My smile got wider and wider.

"It's not funny," he said.

I shook my head. "Not at all." I knew my eyes were shiny, and it was all I could do not to laugh out loud. "You've got to admit it's nicely ironic."

He sighed. "You're going to hurt yourself. Go ahead and laugh."

I did. I laughed until it hurt, and Richard joined in. Laughter is contagious, too.

Chapter 49

A dozen white roses came later that day with a note from Jean-Claude. The note read, "You are free of me, if you choose. But I hope you want to see me as much as I want to see you. It is your choice. Jean-Claude."

I stared at the flowers for a long time. I finally had a nurse give them to someone else, or throw them away, or whatever the hell she wanted to do with them. I just wanted them out of my sight. So I was still attracted to Jean-Claude. I might even, in some dark corner, love him a little. It didn't matter. Loving the monsters always ends badly for the human. It's a rule.

That brought me to Richard. He was one of the monsters, but he was alive. That was an improvement over Jean-Claude. And was he any less human than I was: zombie queen, vampire slayer, necromancer? Who was I to complain?

I don't know where they put all the body parts, but no police ever came asking. Whether I'd saved the city or not, it was still murder. Legally, Oliver had done nothing to deserve death.

I got out of the hospital and went back to work. Larry stayed on. He's learning how to hunt vampires, God save him.

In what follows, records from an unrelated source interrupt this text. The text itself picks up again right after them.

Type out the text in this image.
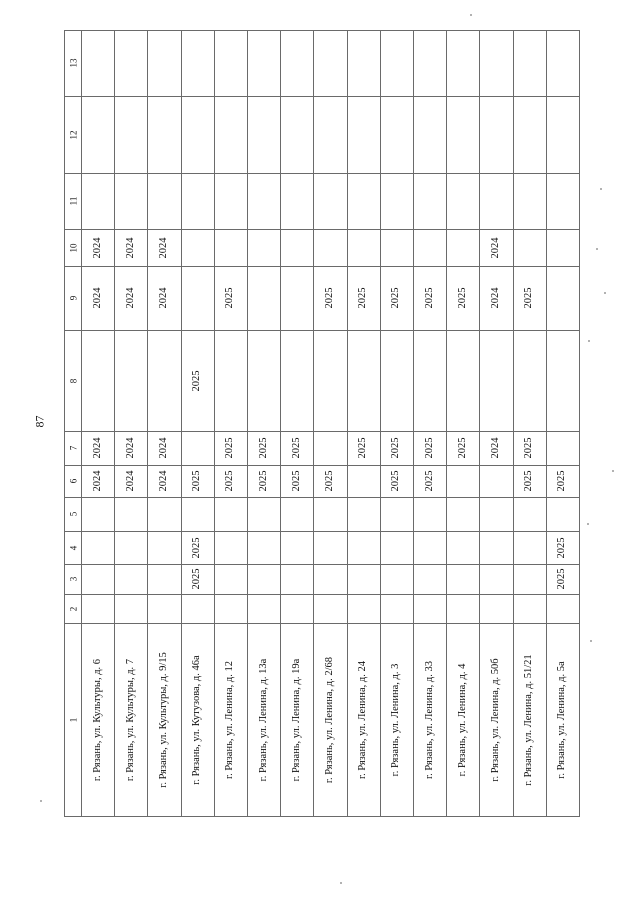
87
1
2
3
4
5
6
7
8
9
10
11
12
13
г. Рязань, ул. Культуры, д. 6
2024
2024
2024
2024
г. Рязань, ул. Культуры, д. 7
2024
2024
2024
2024
г. Рязань, ул. Культуры, д. 9/15
2024
2024
2024
2024
г. Рязань, ул. Кутузова, д. 46а
2025
2025
2025
2025
г. Рязань, ул. Ленина, д. 12
2025
2025
2025
г. Рязань, ул. Ленина, д. 13а
2025
2025
г. Рязань, ул. Ленина, д. 19а
2025
2025
г. Рязань, ул. Ленина, д. 2/68
2025
2025
г. Рязань, ул. Ленина, д. 24
2025
2025
г. Рязань, ул. Ленина, д. 3
2025
2025
2025
г. Рязань, ул. Ленина, д. 33
2025
2025
2025
г. Рязань, ул. Ленина, д. 4
2025
2025
г. Рязань, ул. Ленина, д. 50б
2024
2024
2024
г. Рязань, ул. Ленина, д. 51/21
2025
2025
2025
г. Рязань, ул. Ленина, д. 5а
2025
2025
2025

The lamia was truly immortal. Which I guess means lamias can't have been extinct. They just must always have been rare. Jean-Claude got the lamia a green card and gave her a job at the Circus of the Damned. I don't know if he's letting her breed, or not. I haven't been near the Circus since I got out of the hospital.

Richard and I finally had that first date. We went for something fairly traditional: dinner and a movie. We're going caving next week. He promised no underwater tunnels. His lips are the softest I've ever kissed. So he gets furry once a month. No one's perfect.

Jean-Claude hasn't given up. He keeps sending me gifts. I keep refusing them. I have to keep saying no until he gives up, or until hell freezes over, whichever comes first.

Most women complain that there are no single, straight men left. I'd just like to meet one who's human.